К тому же хотя Япония в полтора раза больше Британии по территории и в два раза больше по населению, пять шестых японской земли занято горами. Поэтому первое, что ощущаешь в Англии, это то, что она отнюдь уж не так перенаселена. Поражает бескрайность и безлюдность ее сельских просторов.

Сельский ландшафт Англии с его живыми изгородями на плавных изгибах холмов, хорошо ухоженными лугами и рощами, с извилистыми, как встарь, но одетыми в асфальт и бетон проселочными дорогами – это ландшафт цивилизованный, созданный руками человека. Тем не менее он в очень незначительной степени служит практическим нуждам. Здесь редко увидишь пахаря за плугом, тем более человека, который, согнув спину, копался бы в земле.
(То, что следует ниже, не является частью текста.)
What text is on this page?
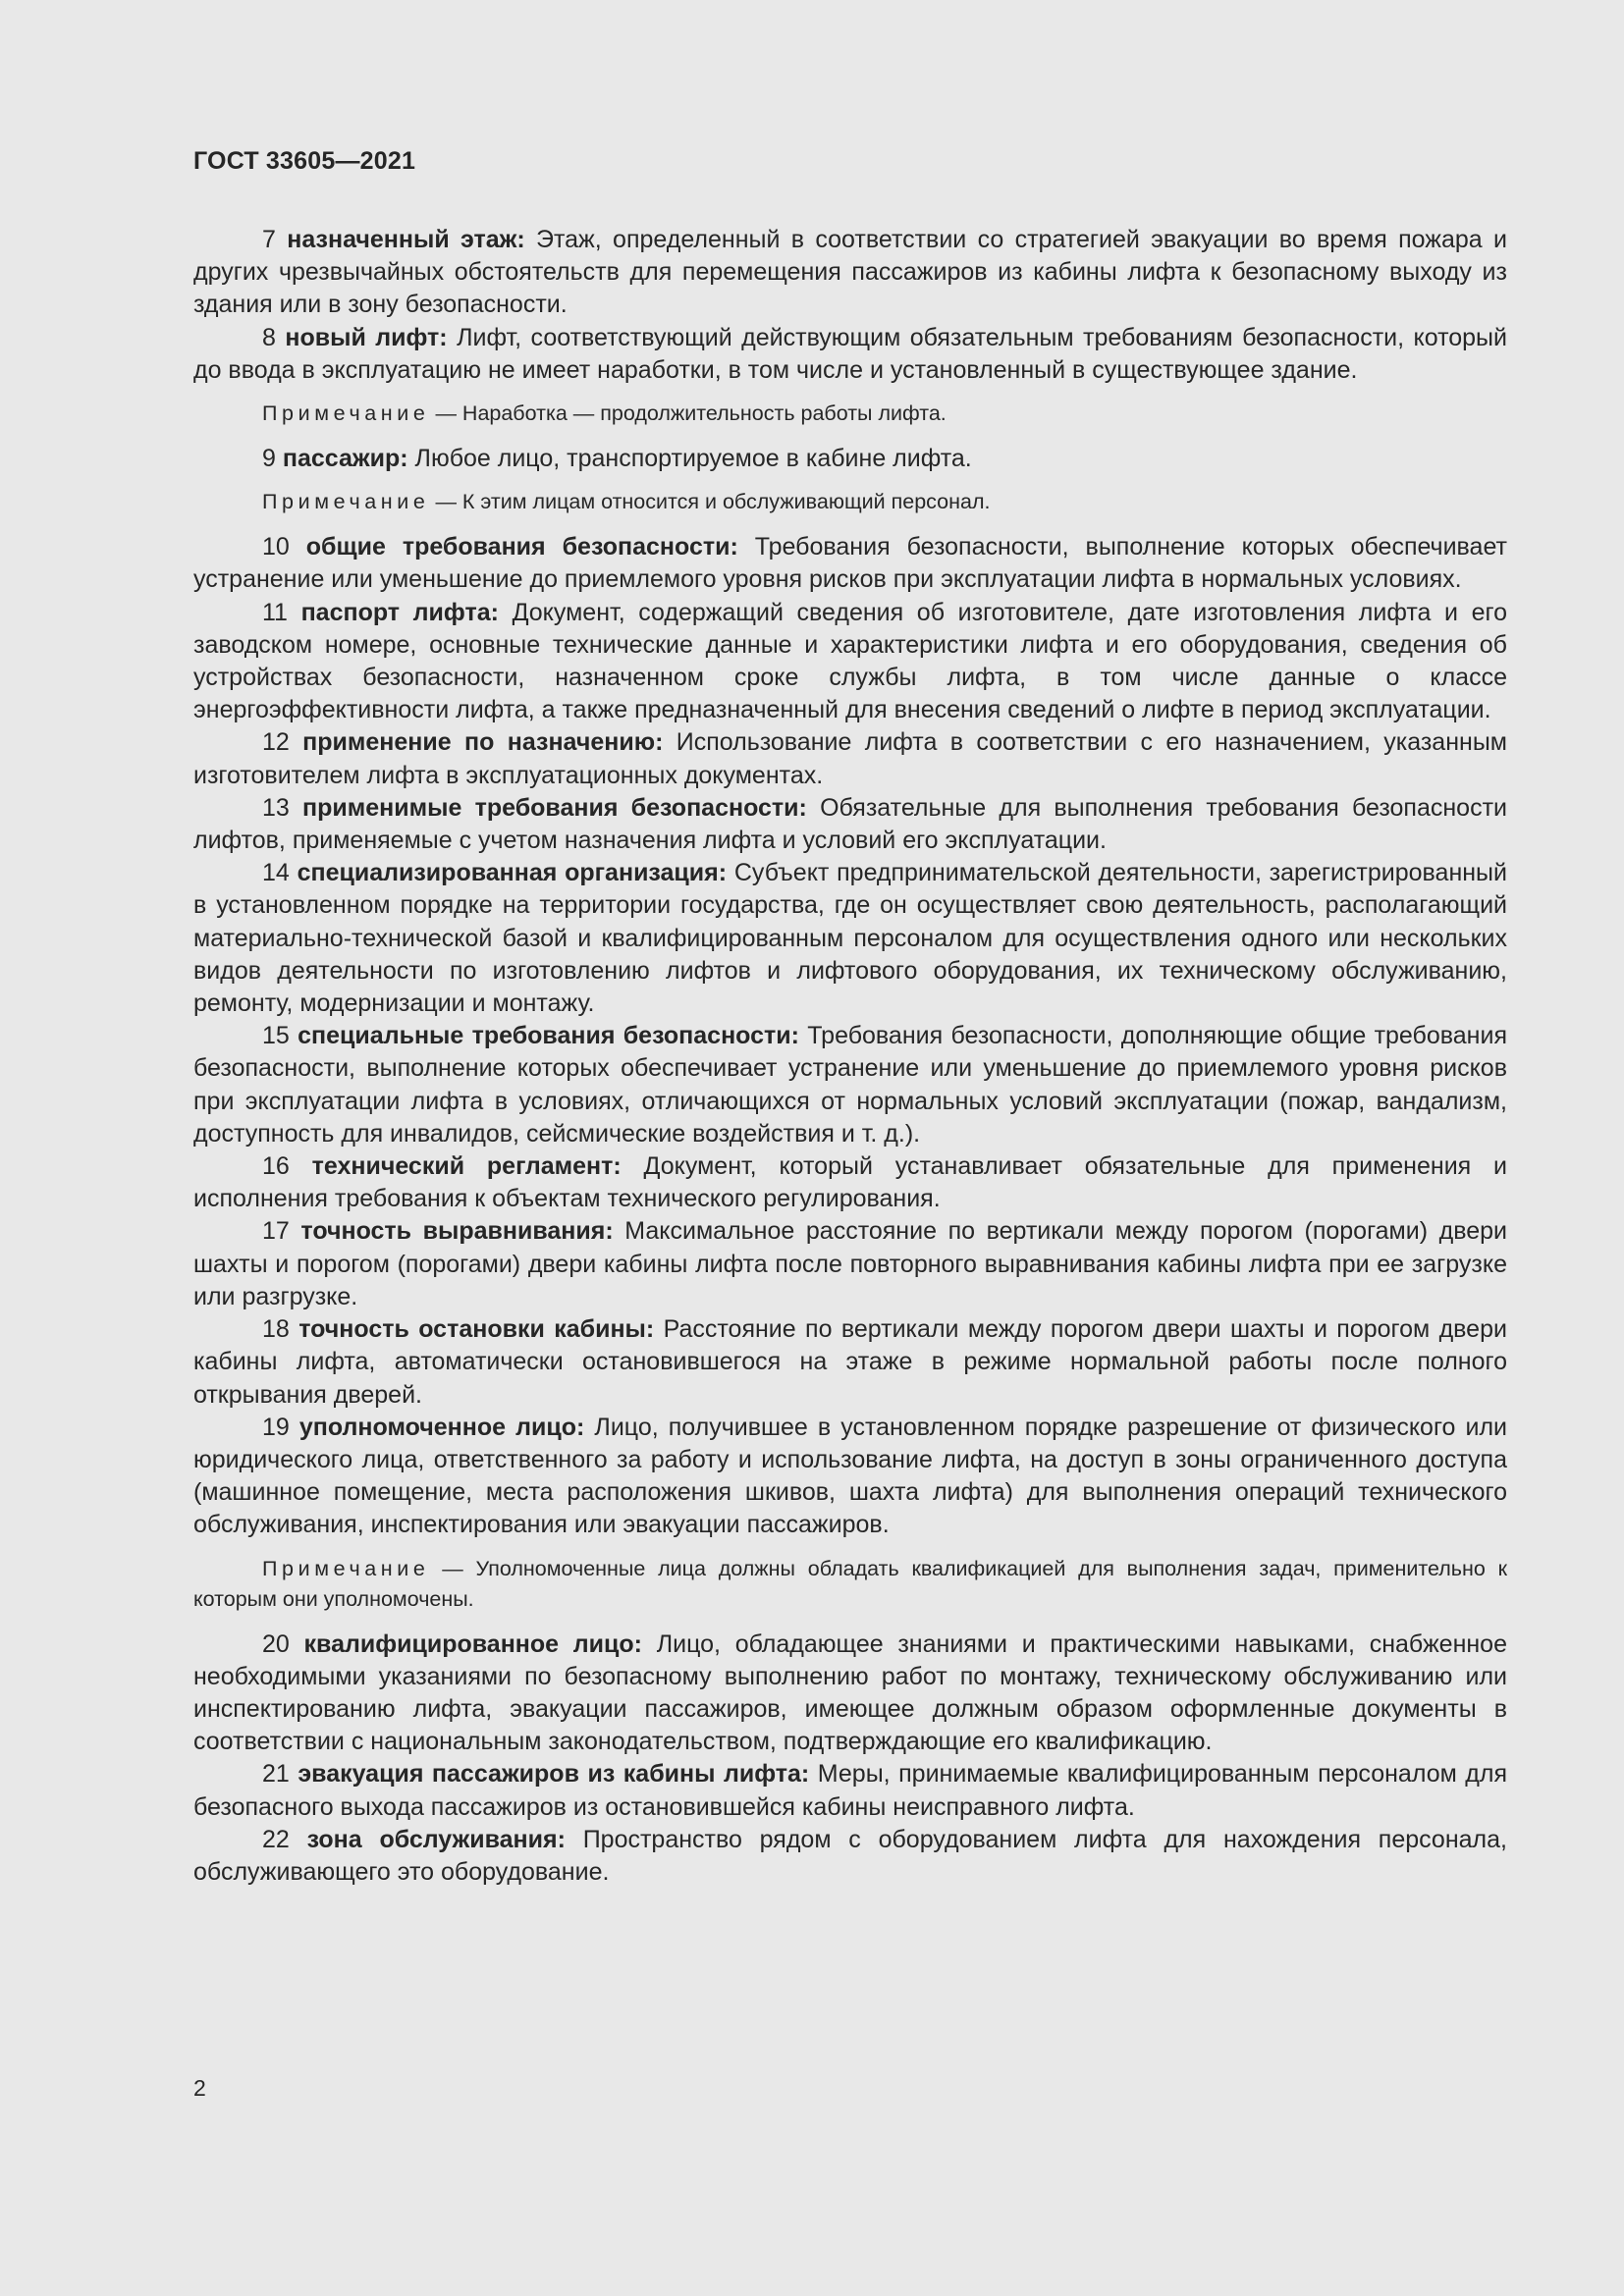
ГОСТ 33605—2021

7 назначенный этаж: Этаж, определенный в соответствии со стратегией эвакуации во время пожара и других чрезвычайных обстоятельств для перемещения пассажиров из кабины лифта к безопасному выходу из здания или в зону безопасности.

8 новый лифт: Лифт, соответствующий действующим обязательным требованиям безопасности, который до ввода в эксплуатацию не имеет наработки, в том числе и установленный в существующее здание.

Примечание — Наработка — продолжительность работы лифта.

9 пассажир: Любое лицо, транспортируемое в кабине лифта.

Примечание — К этим лицам относится и обслуживающий персонал.

10 общие требования безопасности: Требования безопасности, выполнение которых обеспечивает устранение или уменьшение до приемлемого уровня рисков при эксплуатации лифта в нормальных условиях.

11 паспорт лифта: Документ, содержащий сведения об изготовителе, дате изготовления лифта и его заводском номере, основные технические данные и характеристики лифта и его оборудования, сведения об устройствах безопасности, назначенном сроке службы лифта, в том числе данные о классе энергоэффективности лифта, а также предназначенный для внесения сведений о лифте в период эксплуатации.

12 применение по назначению: Использование лифта в соответствии с его назначением, указанным изготовителем лифта в эксплуатационных документах.

13 применимые требования безопасности: Обязательные для выполнения требования безопасности лифтов, применяемые с учетом назначения лифта и условий его эксплуатации.

14 специализированная организация: Субъект предпринимательской деятельности, зарегистрированный в установленном порядке на территории государства, где он осуществляет свою деятельность, располагающий материально-технической базой и квалифицированным персоналом для осуществления одного или нескольких видов деятельности по изготовлению лифтов и лифтового оборудования, их техническому обслуживанию, ремонту, модернизации и монтажу.

15 специальные требования безопасности: Требования безопасности, дополняющие общие требования безопасности, выполнение которых обеспечивает устранение или уменьшение до приемлемого уровня рисков при эксплуатации лифта в условиях, отличающихся от нормальных условий эксплуатации (пожар, вандализм, доступность для инвалидов, сейсмические воздействия и т. д.).

16 технический регламент: Документ, который устанавливает обязательные для применения и исполнения требования к объектам технического регулирования.

17 точность выравнивания: Максимальное расстояние по вертикали между порогом (порогами) двери шахты и порогом (порогами) двери кабины лифта после повторного выравнивания кабины лифта при ее загрузке или разгрузке.

18 точность остановки кабины: Расстояние по вертикали между порогом двери шахты и порогом двери кабины лифта, автоматически остановившегося на этаже в режиме нормальной работы после полного открывания дверей.

19 уполномоченное лицо: Лицо, получившее в установленном порядке разрешение от физического или юридического лица, ответственного за работу и использование лифта, на доступ в зоны ограниченного доступа (машинное помещение, места расположения шкивов, шахта лифта) для выполнения операций технического обслуживания, инспектирования или эвакуации пассажиров.

Примечание — Уполномоченные лица должны обладать квалификацией для выполнения задач, применительно к которым они уполномочены.

20 квалифицированное лицо: Лицо, обладающее знаниями и практическими навыками, снабженное необходимыми указаниями по безопасному выполнению работ по монтажу, техническому обслуживанию или инспектированию лифта, эвакуации пассажиров, имеющее должным образом оформленные документы в соответствии с национальным законодательством, подтверждающие его квалификацию.

21 эвакуация пассажиров из кабины лифта: Меры, принимаемые квалифицированным персоналом для безопасного выхода пассажиров из остановившейся кабины неисправного лифта.

22 зона обслуживания: Пространство рядом с оборудованием лифта для нахождения персонала, обслуживающего это оборудование.

2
Сельский ландшафт Англии можно назвать бесполезным, если употребить это слово в том смысле, который имел в виду Оскар Уайльд, называя бесполезность одним из критериев искусства. В узкоутилитарном смысле от этих расчерченных изгородями лугов и заботливо сохраненных рощ не больше проку, чем от заповедного лесопарка.

Став родиной промышленной революции, центром крупнейшей колониальной империи, некогда сельскохозяйственная страна избавилась от необходимости производить хлеб насущный. Она могла позволить себе стать красивой и действительно стала таковой. Загородная Англия, по существу, стала тем, что мы привыкли называть английским парком, то есть заповедником не первозданной, а в меру облагороженной человеком природы. Она предназначена служить «для услаждения взора». И в этом, увы, то и дело убеждаешься, натыкаясь в самых живописных местах на лаконичные таблички: «Частное владение». Здесь не пишут: «Посторонним вход строго воспрещен». Не грозят штрафом. Всего два слова – и тенистая дубовая роща или спускающийся к реке луг разом становятся недосягаемыми, как мираж в пустыне.

Статистика бесстрастно свидетельствует, что население Великобритании в своем подавляющем большинстве является городским, а не сельским промышленным и не сельскохозяйственным. Хотя страна обладает высокопродуктивным земледелием и животноводством, доля рабочей силы, занятой в сельскохозяйственном производстве, свидетельствует, что Британия стала одним из наиболее урбанизированных государств в мире.

И тем не менее основополагающие черты английского характера доныне коренятся не в городе, а на селе. Англичанин не стремится жить в Лондоне, как француз мечтает жить в Париже. В душе он так и не сделался горожанином, хотя его тягу к земле отнюдь не назовешь крестьянской. Предел мечтаний для него состоит не в том, чтобы быть земледельцем, а в том, чтобы стать землевладельцем. Именно владение землей издавна служило тут вершиной человеческих амбиций, мерилом социального положения.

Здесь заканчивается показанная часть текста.